Aplicando o exposto ao caso em apreço, verifica-se, em primeiro lugar, que, na situação dos autos, se dão por verificados todos os requisitos do direito à dedução do IVA, uma vez que tais requisitos não constituem matéria controvertida. Com efeito, como se pode ler na Resposta da Requerida, os Serviços de Inspeção não puseram em questão que os serviços em apreço tenham sido efectivamente prestados, bem como não puseram em questão que o imposto liquidado nas facturas em apreço tenha sido entregue nos cofres do Estado (ver probatório e ponto 2 da Resposta ).

O único argumento invocado pela Requerida para fundamentar as correções reside no facto de o IVA ter sido indevidamente liquidado porque o imposto facturado pelos fornecedores da Requerente foi tributado à taxa de 23% quando a aplicável era de 6%, pelo que tendo o imposto sido indevidamente liquidado cortaram o direito à dedução dessa parte do imposto suportado pela Requerente nos seus “inputs”.

A apreciação da legalidade das correções não pode deixar de ter em conta, desde logo, o contexto em que o IVA foi facturado não a 6% , mas a 23%. Constitui facto dado como provado que “Os serviços da Requerida mantiveram ao longo de anos, o entendimento que se veio a verificar errado, de que os serviços em questão, facturados a um intermediário, não beneficiavam da taxa reduzida de imposto, estando assim sujeitos à taxa normal de 23% ( ver probatório e ponto 2 da resposta).

Importa assim sublinhar que, na base do imposto considerado pela Requerida como indevidamente liquidado esteve um entendimento por si emitido.

Por outro lado, não vem invocado nos autos que tenha havido qualquer indício ou suspeita de fraude, nem tão pouco que o imposto não tenha sido entregue nos cofres do Estado.

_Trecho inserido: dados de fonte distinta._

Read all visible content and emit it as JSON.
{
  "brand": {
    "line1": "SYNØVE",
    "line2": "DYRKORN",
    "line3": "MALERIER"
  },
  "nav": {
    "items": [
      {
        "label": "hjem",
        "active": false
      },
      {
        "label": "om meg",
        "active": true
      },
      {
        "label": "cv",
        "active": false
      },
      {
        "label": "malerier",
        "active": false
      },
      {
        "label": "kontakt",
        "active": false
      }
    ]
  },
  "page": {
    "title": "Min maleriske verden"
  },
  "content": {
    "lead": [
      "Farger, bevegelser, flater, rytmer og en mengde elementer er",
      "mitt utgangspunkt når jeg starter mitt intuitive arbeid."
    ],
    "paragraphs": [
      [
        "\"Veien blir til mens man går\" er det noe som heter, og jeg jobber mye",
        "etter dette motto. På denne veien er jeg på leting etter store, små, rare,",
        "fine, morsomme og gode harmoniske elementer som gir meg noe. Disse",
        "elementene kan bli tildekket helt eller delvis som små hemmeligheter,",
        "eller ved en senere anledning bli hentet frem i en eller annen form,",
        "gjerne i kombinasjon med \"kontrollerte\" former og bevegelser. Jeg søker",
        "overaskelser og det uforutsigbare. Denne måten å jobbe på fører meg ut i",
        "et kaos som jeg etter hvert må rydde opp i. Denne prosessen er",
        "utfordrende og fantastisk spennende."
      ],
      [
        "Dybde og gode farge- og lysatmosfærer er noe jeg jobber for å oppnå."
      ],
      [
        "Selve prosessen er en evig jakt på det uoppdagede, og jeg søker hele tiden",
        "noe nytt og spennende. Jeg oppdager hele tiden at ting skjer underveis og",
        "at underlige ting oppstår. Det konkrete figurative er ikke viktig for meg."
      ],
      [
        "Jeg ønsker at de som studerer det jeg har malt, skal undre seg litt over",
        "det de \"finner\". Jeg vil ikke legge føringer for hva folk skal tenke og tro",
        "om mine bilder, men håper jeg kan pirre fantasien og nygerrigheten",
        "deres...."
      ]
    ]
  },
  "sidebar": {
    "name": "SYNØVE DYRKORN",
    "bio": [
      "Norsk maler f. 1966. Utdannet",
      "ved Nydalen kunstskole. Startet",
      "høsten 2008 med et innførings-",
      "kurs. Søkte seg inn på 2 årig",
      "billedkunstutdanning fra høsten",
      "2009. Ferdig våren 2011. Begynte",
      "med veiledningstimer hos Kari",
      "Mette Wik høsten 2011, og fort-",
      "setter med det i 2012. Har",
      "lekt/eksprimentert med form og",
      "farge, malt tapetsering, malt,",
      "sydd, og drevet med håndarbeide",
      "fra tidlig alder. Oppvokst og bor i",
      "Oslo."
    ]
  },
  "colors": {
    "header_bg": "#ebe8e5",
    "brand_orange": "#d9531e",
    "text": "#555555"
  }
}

Pelo contrário, o imposto foi entregue e a Requerente actuou de boa-fé, tendo por base orientação seguida pela Requerida.

Alega a Requerente que nas situações “(de IVA indevidamente liquidado), devem ser corrigidas as facturas, feita a regularização a seu favor do imposto indevidamente liquidado, pelo emitente das facturas e, devolver este ao destinatário das facturas o IVA cobrado a mais”.

Ora, algumas operações ocorreram já em 2018 e a iniciativa dos procedimentos de regularização recaem sobre o emitente das facturas e não sobre a Requerente.

Por outro lado, se é verdade que o direito à dedução não é um direito absoluto, o caso é que apenas são admissíveis as derrogações expressamente previstas nos artigos 176.º, 177.º e 365.º da DIVA, no caso português consagradas no artigo 21.º do CIVA. Ora, como vimos, nos autos, não vem invocada qualquer daquelas derrogações.

Assim sendo, no contexto dos autos, afigura-se desproporcionado que se venha exigir que o sujeito passivo adquirente (Requerente no processo) faça prova da impossibilidade/dificuldade de obtenção de reembolso por intermédio dos fornecedores, quando a iniciativa da regularização é deles e não tem meios para os obrigar.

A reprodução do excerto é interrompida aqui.